Back to Insights
Built Environment May 2026 · 8 min read

Rethinking African Cities: A Human-Scale Approach to Urban Infrastructure

Modern structure beside a lake representing urban infrastructure in Africa

African cities are growing faster than any urban settlements in human history. By 2050, the continent will be home to an additional 950 million urban residents — more than the entire current population of Europe. The infrastructure decisions made over the next decade will shape the quality of life, economic opportunity, and environmental resilience of those cities for generations. And yet, the dominant model of urban infrastructure investment in Africa remains dangerously misaligned with the realities on the ground.

The Scale of the Challenge

Drawing on our urban planning work across 14 countries — from Accra to Nairobi, Kigali to Muscat — a consistent pattern emerges: the cities growing fastest are the ones least prepared for that growth. Road networks, water systems, sanitation, public transport, and digital infrastructure are routinely overwhelmed. The urban poor, who make up the majority of new urban residents, bear the largest burden.

The financing gap is real. The African Development Bank estimates the continent needs $130–170 billion per year in infrastructure investment to meet demand. Current public funding covers perhaps a third of that. But the problem isn't only capital — it's also design philosophy, governance, and a persistent tendency to import solutions that don't fit the context.

"The cities that will thrive in 2050 are not those that built the biggest roads — they're the ones that designed infrastructure around how people actually live."

The Mega-Project Trap

Large-scale infrastructure projects — expressways, metro systems, satellite cities — have an obvious appeal to governments: they're visible, bankable, and politically legible. But the track record of mega-projects in the African urban context is mixed at best. Many have been built without adequate connection to existing neighbourhoods, without affordable access for ordinary residents, or without the maintenance capacity to sustain them over time.

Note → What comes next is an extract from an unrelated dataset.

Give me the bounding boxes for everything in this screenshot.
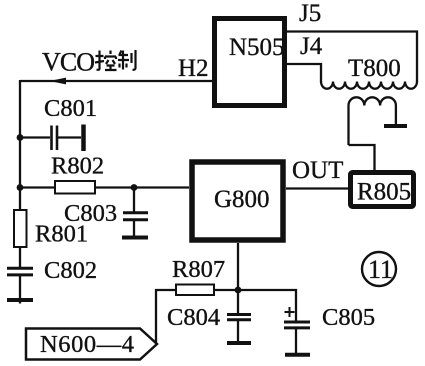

We've observed a recurring pattern: a gleaming new ring road is built on the city's periphery, but the informal settlements that house 60% of the population remain unconnected to it. A new bus rapid transit corridor runs through wealthier neighbourhoods but doesn't reach the areas with the highest commuting burden. The infrastructure exists — but it doesn't serve the people who need it most.

What Human-Scale Design Actually Means

Human-scale urban design isn't a rejection of ambition — it's a recalibration of what ambition should target. It means asking, before any project is scoped, who will actually use this infrastructure, how, and at what cost to them. It means designing streets that are safe for pedestrians and cyclists, not just cars. It means building markets, schools, and health centres within walking distance of homes, rather than concentrating services in central business districts accessible only by private transport.

In practice, this approach tends to produce infrastructure that is less photogenic and more functional: better-maintained local roads rather than showcase motorways; community water points that actually work rather than treatment plants that don't; distributed energy solutions rather than centralised grids that fail during peak demand. These aren't glamorous. But they change lives.

Participation as Infrastructure

One of the most consistent findings from our field work is that participatory design — genuinely involving communities in planning decisions — doesn't just improve social outcomes; it improves technical ones too. Communities know where flooding recurs. They know which paths people actually walk. They know where informal markets assemble and why. That knowledge is infrastructure. Ignoring it produces plans that look good on paper and fail in execution.

The barrier to participation isn't usually community capacity — it's institutional willingness. Government planning departments, often under-resourced and under time pressure, find consultation processes inconvenient. Donors pushing projects to disbursement deadlines don't build in the time for genuine engagement. Changing this requires advocacy, yes — but also practical tools that make participation faster and less burdensome, not more so.

What Governments Can Do Now

The good news is that African governments are not starting from zero. There is a growing body of urban planning practice on the continent that works — from Medellín-inspired cable cars in steep-terrain cities, to incremental neighbourhood upgrading programmes in East Africa, to decentralised water management in the Sahel. The challenge is learning from these successes faster and scaling what works.

We would argue for three immediate priorities: first, require human-scale design assessment as part of all public infrastructure appraisals; second, invest in local planning capacity rather than perpetually outsourcing to international consultants; and third, fund community-level infrastructure at scale — recognising that the cumulative impact of thousands of well-designed local improvements will outweigh a handful of showcase mega-projects every time.

The cities Africa builds in the next twenty years will either entrench inequality or challenge it. The choice, to a surprising degree, is still open.